NVIDIA GPUs are available in gpu and preempt partitions

Request GPU resources with --gres. See details below.
If no specific architecture is required, GPU resources can be request with--gres=gpu:1 (one GPU)
Please DO NOT manually set CUDA_VISIBLE_DEVICES.
Users can ONLY see GPU devices that are assigned to them with $ nvidia-smi.
gpu partition-p gpu:
- NVIDIA A100
  - In “gpu” partition
  - Request with: --gres=gpu:a100:1(one A100 GPU, can request up to 8 on one node)
  - Each GPU comes with 80GB of DRAM
- NVIDIA P100s
  - In “gpu” partition
  - Request with: --gres=gpu:p100:1(one P100 GPU, can request up to 6 on one node)
  - Each GPU comes with 16GB of DRAM
- NVIDIA Tesla K20xm
  - In “gpu” partition
  - Request with: --gres=gpu:k20xm:1(one Tesla K20xm GPU, can request up to 1 on one node)
  - Each GPU comes with 6GB of DRAM
preempt partition -p preempt:
- a100, v100, p100, rtx_6000, rtx_a6000,rtx_6000ada, t4
- NVIDIA T4
  - In “preempt” partition
  - Request with: --gres=gpu:t4:1(one T4 GPU, can request up to 4 on one node)
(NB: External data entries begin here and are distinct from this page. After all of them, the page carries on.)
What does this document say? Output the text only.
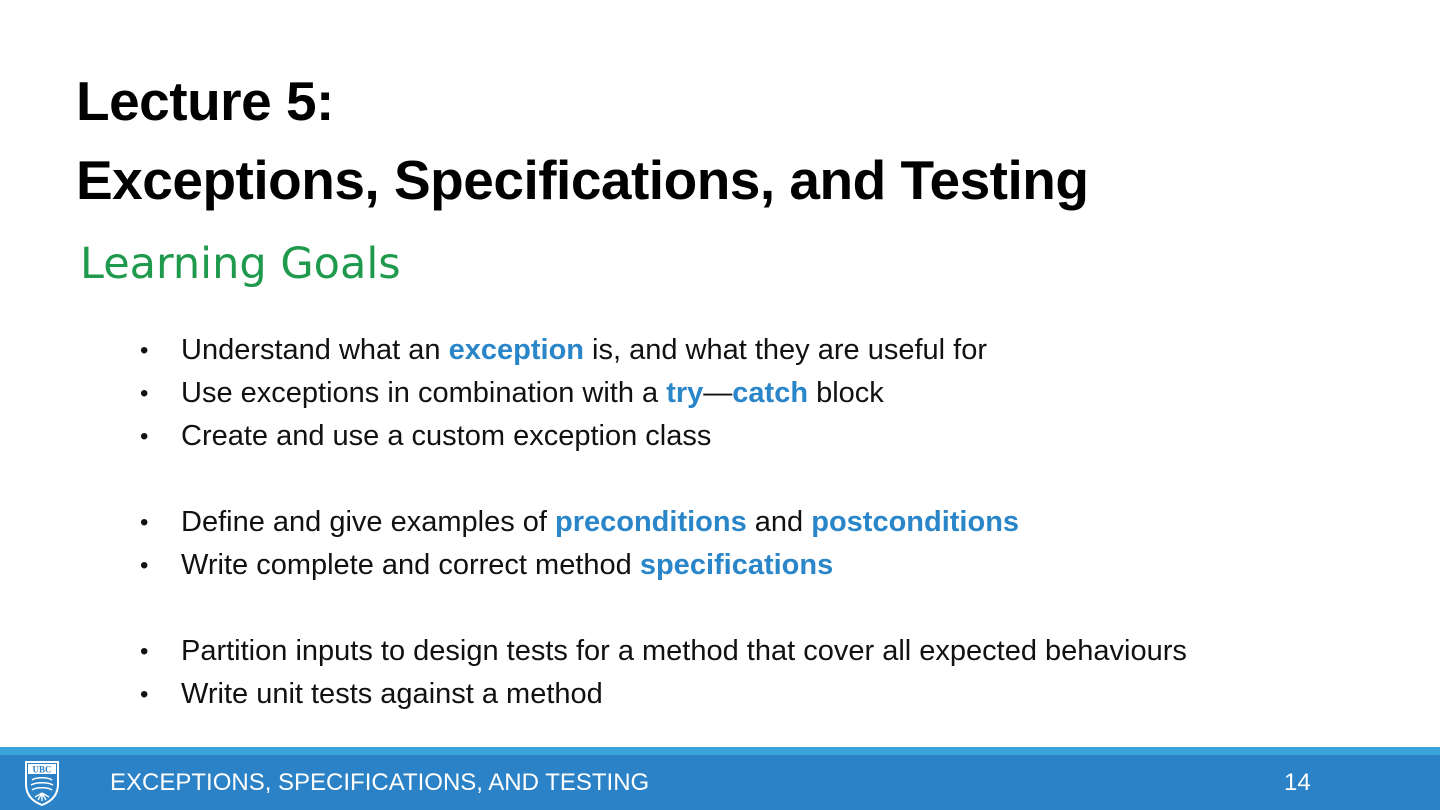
Lecture 5:
Exceptions, Specifications, and Testing
Learning Goals
• Understand what an exception is, and what they are useful for
• Use exceptions in combination with a try—catch block
• Create and use a custom exception class
• Define and give examples of preconditions and postconditions
• Write complete and correct method specifications
• Partition inputs to design tests for a method that cover all expected behaviours
• Write unit tests against a method
UBC EXCEPTIONS, SPECIFICATIONS, AND TESTING	14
  - Each GPU comes with 16GB of DRAM
- NVIDIA P100
  - In “preempt” partition
  - Request with: --gres=gpu:p100:1(one P100 GPU, can request up to 4 on one node)
  - Each GPU comes with 16GB of DRAM
- NVIDIA rtx_6000
  - In “preempt” partition
  - Request with: --gres=gpu:rtx_6000:1(one RTX_6000 GPU, can request up to 8 on one node)
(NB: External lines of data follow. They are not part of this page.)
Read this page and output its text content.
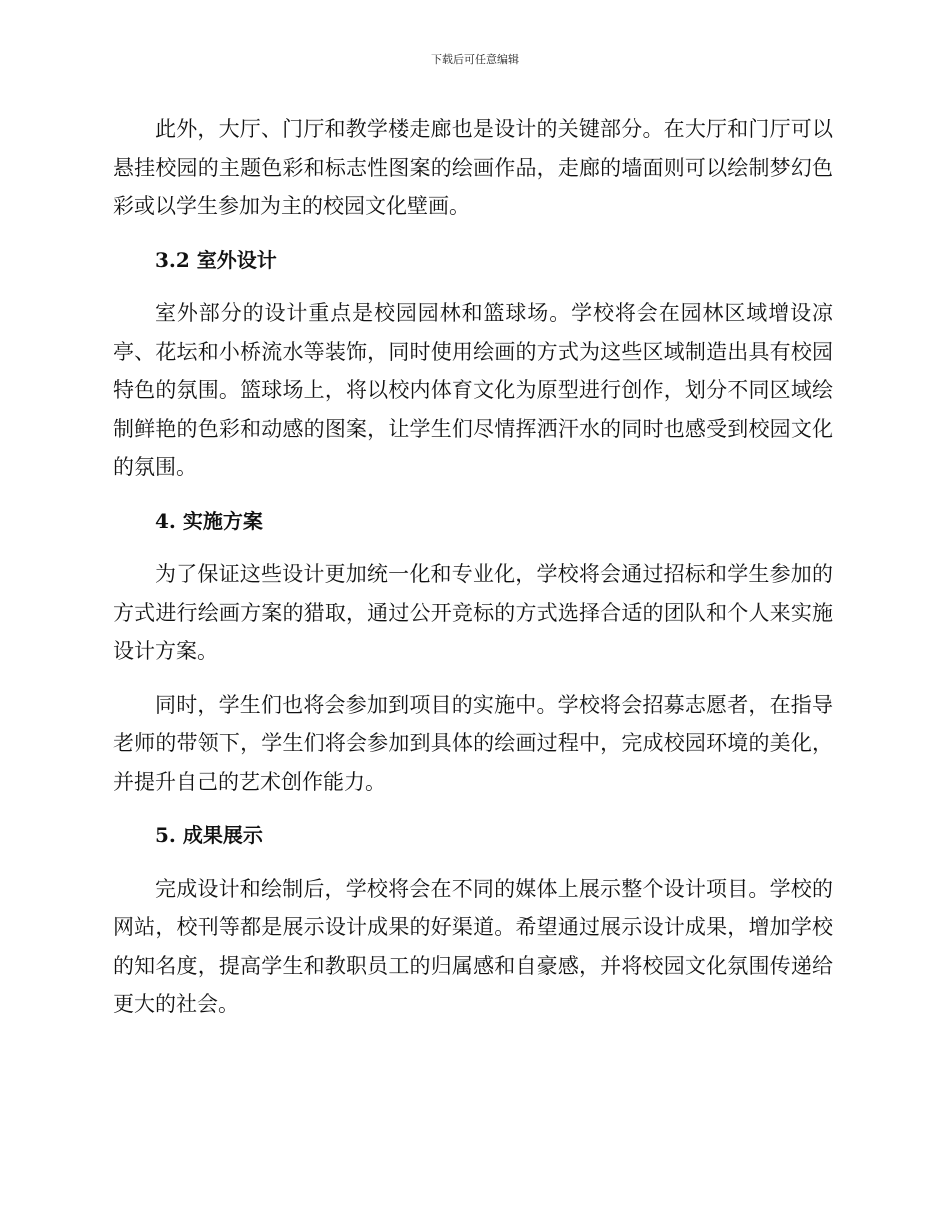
下载后可任意编辑

此外，大厅、门厅和教学楼走廊也是设计的关键部分。在大厅和门厅可以悬挂校园的主题色彩和标志性图案的绘画作品，走廊的墙面则可以绘制梦幻色彩或以学生参加为主的校园文化壁画。

3.2 室外设计

室外部分的设计重点是校园园林和篮球场。学校将会在园林区域增设凉亭、花坛和小桥流水等装饰，同时使用绘画的方式为这些区域制造出具有校园特色的氛围。篮球场上，将以校内体育文化为原型进行创作，划分不同区域绘制鲜艳的色彩和动感的图案，让学生们尽情挥洒汗水的同时也感受到校园文化的氛围。

4. 实施方案

为了保证这些设计更加统一化和专业化，学校将会通过招标和学生参加的方式进行绘画方案的猎取，通过公开竞标的方式选择合适的团队和个人来实施设计方案。

同时，学生们也将会参加到项目的实施中。学校将会招募志愿者，在指导老师的带领下，学生们将会参加到具体的绘画过程中，完成校园环境的美化，并提升自己的艺术创作能力。

5. 成果展示

完成设计和绘制后，学校将会在不同的媒体上展示整个设计项目。学校的网站，校刊等都是展示设计成果的好渠道。希望通过展示设计成果，增加学校的知名度，提高学生和教职员工的归属感和自豪感，并将校园文化氛围传递给更大的社会。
  - Each GPU comes with 24GB of DRAM
- NVIDIA rtx_a6000
  - In “preempt” partition
  - Request with: --gres=gpu:rtx_a6000:1(one RTX_A6000 GPU, can request up to 8 on one node)
  - Each GPU comes with 48GB of DRAM
- NVIDIA rtx_6000ada
  - In “preempt” partition
  - Request with: --gres=gpu:rtx_6000ada:1(one RTX_6000Ada GPU, can request up to 4 on one node)
  - Each GPU comes with 48GB of DRAM
- NVIDIA V100
  - In “preempt” partition
  - Request with: --gres=gpu:v100:1(one V100 GPU, can request up to 4 on one node)
  - Each GPU comes with 16GB of DRAM
- NVIDIA A100
  - In “preempt” partition
  - Request with: --gres=gpu:a100:1(one A100 GPU, can request up to 8 on one node)
  - Each GPU comes with 40GB of DRAM or 80GB of DRAM